Natural gas futures dropped in New York for the first time in three days after weather forecasts for the central U.S. turned milder heading into March.
Gas fell 1 percent as a midday weather update from government models turned warmer for the West Coast stretching toward the Plains over the next 11 to 15 days. Gas rose in earlier trading after an Energy Information Administration report showed a bigger-than-forecast decline in U.S. inventories for last week.
“Slightly warmer revisions in the noon model run set prices lower despite a relatively bullish storage release,” said Teri Viswanath, director of commodities strategy at BNP Paribas SA in New York. “If it doesn’t stay cold in the Midwest, we will not see strong withdrawals.”
Natural gas for March delivery slid 3.3 cents to settle at $3.246 per million British thermal units on the New York Mercantile Exchange. The futures have dropped 3.1 percent this year. Trading volume was 34 percent above the 100-day average at 2:35 p.m.
March $3.15 puts were the most active gas options in electronic trading. They dropped 0.3 cent to 0.4 cent per million Btu on volume of 1,782 contracts as of 3:05 p.m. Puts accounted for 56 percent of options volume.
The Midwest is the biggest consumer of gas used for home heating and, given the changes in today’s model, “we would not be surprised to see prices continue to erode into next week’s expiry,” Viswanath said.
The March futures contract expires on Feb. 26.
About 50 percent of U.S. households use gas for heating, data show from the EIA, a unit of the Energy Department.
Prices rose as much as 1.8 percent after the EIA reported that gas stockpiles fell 127 billion cubic feet in the week ended Feb. 15 to 2.4 trillion cubic feet. Analyst estimates compiled by Bloomberg showed an expected withdrawal of 124 billion cubic feet.
“I don’t think it’s a bullish number, but it’s not a bearish number relative to expectations,” said Stephen Schork, president of Schork Group Inc., a consulting group in Villanova, Pennsylvania. “The expectations were so low coming in because they missed badly over the past three weeks.”
The storage decline was smaller than the five-year average drop for the week of 140 billion cubic feet, the EIA report showed.

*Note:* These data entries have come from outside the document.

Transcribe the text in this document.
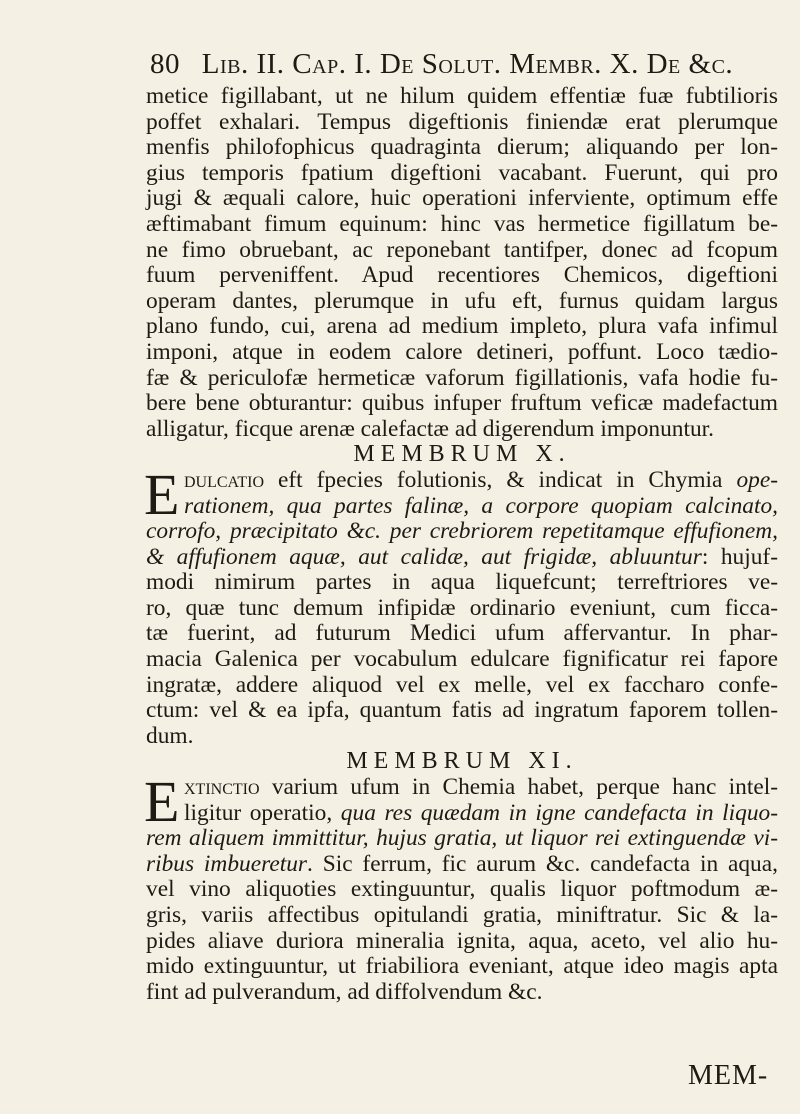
80 Lib. II. Cap. I. De Solut. Membr. X. De &c.
metice figillabant, ut ne hilum quidem effentiæ fuæ fubtilioris
poffet exhalari. Tempus digeftionis finiendæ erat plerumque
menfis philofophicus quadraginta dierum; aliquando per lon-
gius temporis fpatium digeftioni vacabant. Fuerunt, qui pro
jugi & æquali calore, huic operationi inferviente, optimum effe
æftimabant fimum equinum: hinc vas hermetice figillatum be-
ne fimo obruebant, ac reponebant tantifper, donec ad fcopum
fuum perveniffent. Apud recentiores Chemicos, digeftioni
operam dantes, plerumque in ufu eft, furnus quidam largus
plano fundo, cui, arena ad medium impleto, plura vafa infimul
imponi, atque in eodem calore detineri, poffunt. Loco tædio-
fæ & periculofæ hermeticæ vaforum figillationis, vafa hodie fu-
bere bene obturantur: quibus infuper fruftum veficæ madefactum
alligatur, ficque arenæ calefactæ ad digerendum imponuntur.
MEMBRUM X.
E dulcatio eft fpecies folutionis, & indicat in Chymia ope-
rationem, qua partes falinæ, a corpore quopiam calcinato,
corrofo, præcipitato &c. per crebriorem repetitamque effufionem,
& affufionem aquæ, aut calidæ, aut frigidæ, abluuntur: hujuf-
modi nimirum partes in aqua liquefcunt; terreftriores ve-
ro, quæ tunc demum infipidæ ordinario eveniunt, cum ficca-
tæ fuerint, ad futurum Medici ufum affervantur. In phar-
macia Galenica per vocabulum edulcare fignificatur rei fapore
ingratæ, addere aliquod vel ex melle, vel ex faccharo confe-
ctum: vel & ea ipfa, quantum fatis ad ingratum faporem tollen-
dum.
MEMBRUM XI.
E xtinctio varium ufum in Chemia habet, perque hanc intel-
ligitur operatio, qua res quædam in igne candefacta in liquo-
rem aliquem immittitur, hujus gratia, ut liquor rei extinguendæ vi-
ribus imbueretur. Sic ferrum, fic aurum &c. candefacta in aqua,
vel vino aliquoties extinguuntur, qualis liquor poftmodum æ-
gris, variis affectibus opitulandi gratia, miniftratur. Sic & la-
pides aliave duriora mineralia ignita, aqua, aceto, vel alio hu-
mido extinguuntur, ut friabiliora eveniant, atque ideo magis apta
fint ad pulverandum, ad diffolvendum &c.
MEM-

Supplies fell by 155 billion the same period last year.
U.S. inventories may end the heating season in March at about 2 trillion cubic feet, down from 2.477 trillion the same time last year but above the five-year average of 1.726 trillion for that time of the year, the EIA said in its Feb. 12 Short- Term Energy Outlook.
Chesapeake Energy Corp. (CHK), the second-largest U.S. gas producer after Exxon Mobil Corp., expects its gas output to drop 7 percent this year, after increasing by 12 percent in 2012, as part of a broader shift toward liquids drilling, according to the company’s fourth-quarter earnings presentation today.
The total decline may be closer to 9 percent year-over- year, factoring in curtailments and 2013 asset sales, Chesapeake Chief Operating Officer Steven Dixon said during a conference call with analysts.
The Oklahoma City-based company received an average of $2.07 per thousand cubic feet of gas for 2012, down from $4.77 in 2011. For 2013, Chesapeake has hedged 50 percent of projected gas production at an average price of $3.62.
U.S. gas production will rise to a record in 2013 for the sixth straight year as output increases from shale deposits such as the Marcellus in Pennsylvania and West Virginia, the EIA said in the Feb. 12 outlook. Marketed output will increase 1.1 percent this year to average 70.02 billion cubic feet a day.
In the northern Marcellus region, “there’s still a couple of hundred wells to be turned on that we want to get in line this year,” said Dixon.
Chesapeake, the largest leaseholder in Marcellus shale with 1.8 million net acres, cut its dry-gas rig count in the region to five from 10 during the second quarter of 2012. Net output in the northern dry gas portion of the Marcellus was 645 million cubic feet of gas equivalent a day during the fourth quarter, more than double year-earlier levels and up 19 percent from the previous quarter.
The boom in oil and natural gas production helped the U.S. cut its reliance on imported fuel. America met 84 percent of its energy needs in the first 10 months of last year, government data show. If the trend lasted through 2012, it will be the highest level of self-sufficiency since 1991.